In recent weeks, Turkey has turned its attention to PKK militants in northern Iraq as part of a broader effort to eliminate the terrorist-controlled corridor that runs along its land border with Syria and Iraq. Operation Decisiveness aims to target all PKK positions in northern Iraq, including the group's command center in the Qandil mountains, and establish permanent Turkish military bases in the area. However, the operation does not fit into Iran's plans.
"We consider any military operation within the borders of a third country in the name of fighting terrorism and without the permission of the relevant country's legal government illegitimate," a spokesman for the Armed Forces of the Islamic Republic of Iran recently said. It would appear that Tehran is unwilling to support Turkey's fight against the PKK, which Turkey, the United States and the European Union consider a terrorist organization. Instead, Iranian officials apparently want to fuel hostility toward the Turks in Baghdad, where negotiations are underway to form a new coalition government. Haider al-Abadi's office stated that the Iraqi government "rejects Turkey's infiltration into Iraq's territories and the expansion of its military operations beyond the areas that run parallel to the border" citing so-called violations of Baghdad's sovereignty.
There are two reasons why the Iranians are reluctant to support Turkey's fight against the PKK. First, they are concerned that the Turkish presence in the Qandil mountains and, more broadly, northern Iraq will have long-term consequences. Ankara's current cross-border military operations are in line with the "preventive security" doctrine. In other words, Turkey wants to set up permanent camps in targeted areas to prevent PKK terrorists from coming back. Needless to say, that kind of presence would make Turkey a much more prominent player in Iraq. Having strengthened its influence over Iraq at the expense of the United States gradually since the 2003 invasion, Iran does not want Turkey to play a bigger role in Iraq. Even now, the Iranians are trying to unite Shiite political movements to install a friendly government in Baghdad. As a result of Iranian general Qasem Soleimani's efforts, Moqtada al-Sadr and Hadi al-Amiri announced an alliance between their political blocs.

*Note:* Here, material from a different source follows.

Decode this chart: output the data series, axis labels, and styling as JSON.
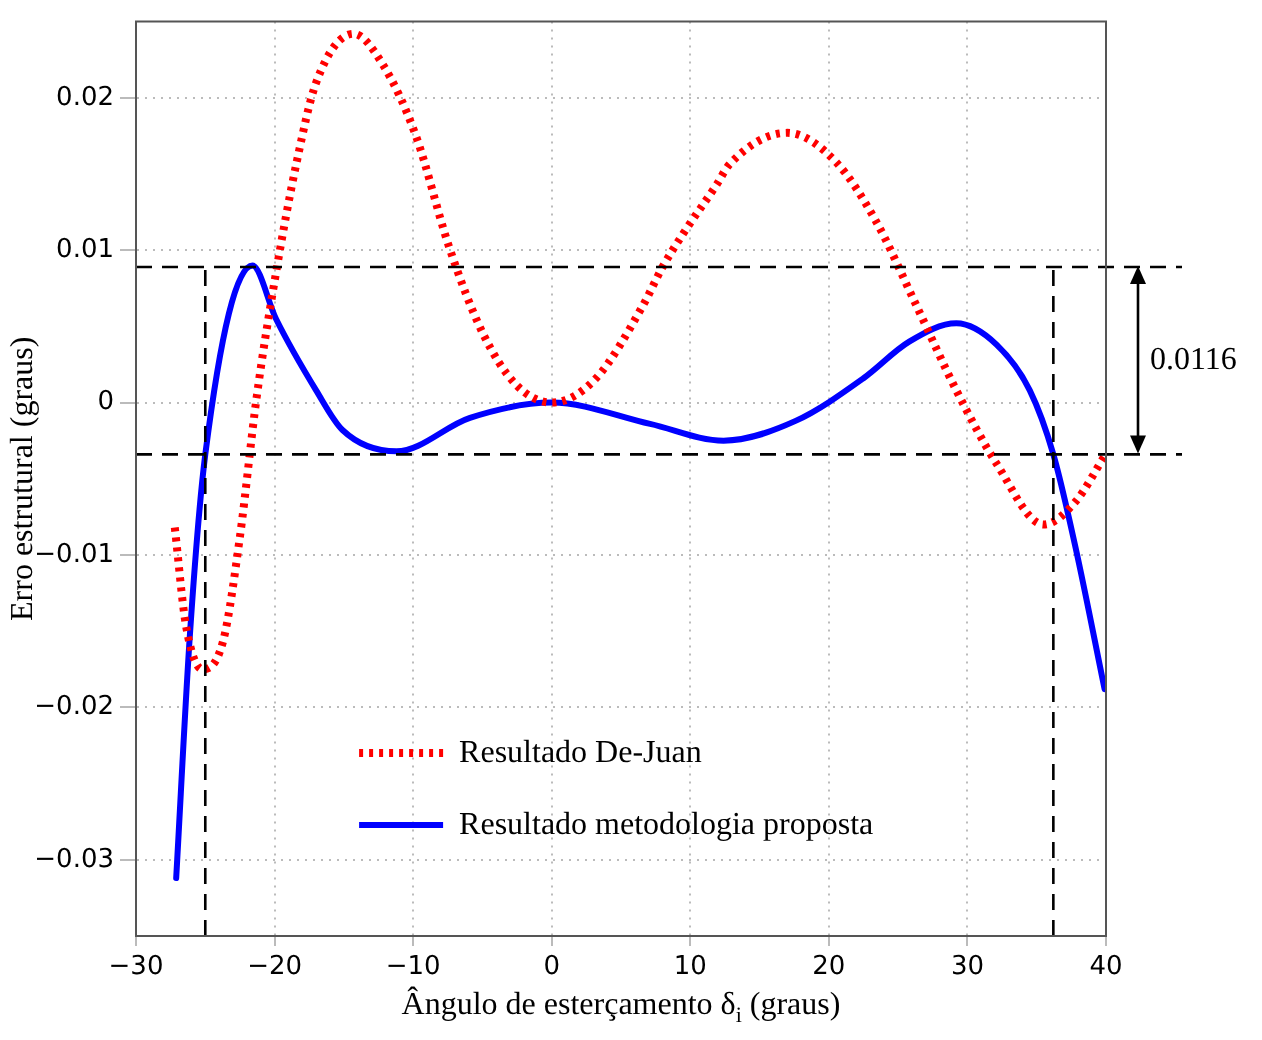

Secondly, Iran does not face considerable pressure from the emerging bloc against Tehran's expansionism in the region. In other words, the Iranians still believe that they can maintain their current level of influence in Iraq, Syria, Lebanon, Palestine and Yemen. To make matters worse, they don't even deem it necessary to hold talks with Turkey at this point. Those familiar with Tehran's ambitions in Syria would not be surprised by its current behavior. To be clear, Iran cares far more deeply about Iraq, whose population is predominantly Shiite and clearly does not want Turkey, which forces the United States to make certain concessions, to play a more active role in Iraq.For the Iranians, Turkey's greater involvement in Iraq would represent a weakening of the line of resistance, which was formed in the Middle East after the 1979 revolution and, more specifically, in the wake of the Arab revolts. At the same time, they view Israel's rapprochement with Saudi Arabia and the United Arab Emirates to mount pressure on Palestine as a historic opportunity to form an alliance with Hamas.
Although things are not going well, Tehran refuses to backtrack on its ambitions. Ironically, the Donald Trump administration did not just withdraw from the nuclear deal but also pledged to target Iran's ballistic missile program and regional expansionism. In this sense, Washington adopted a strategy that, experts claim, could lead to a regime change. For this purpose, the U.S. formed an anti-Iran bloc featuring Saudi Arabia, Israel and the United Arab Emirates. Turkey, in contrast, believes that the U.S. was wrong to withdraw from the nuclear deal and refuses to join the anti-Iran bloc. Under the circumstances, it makes little sense for Tehran to refuse to assist the Turks.
Unfortunately, the Iranian government has been unable to interpret the most recent developments accurately. It is impossible to protect Iranian-backed militias from Israeli bombardments by making them put on Syrian uniforms. At the same time, there is no doubt that the Russians want to contain Iran's influence over Syria. Meanwhile, tensions have been de-escalating between Ankara and Washington. If the Manbij agreement is implemented without major problems, Turkey and the U.S. could start working together in Syria. When the Americans knock on Ankara's door to develop a comprehensive Iran strategy, it will be too late for Tehran. One cannot help but wonder if they will regret their greed then.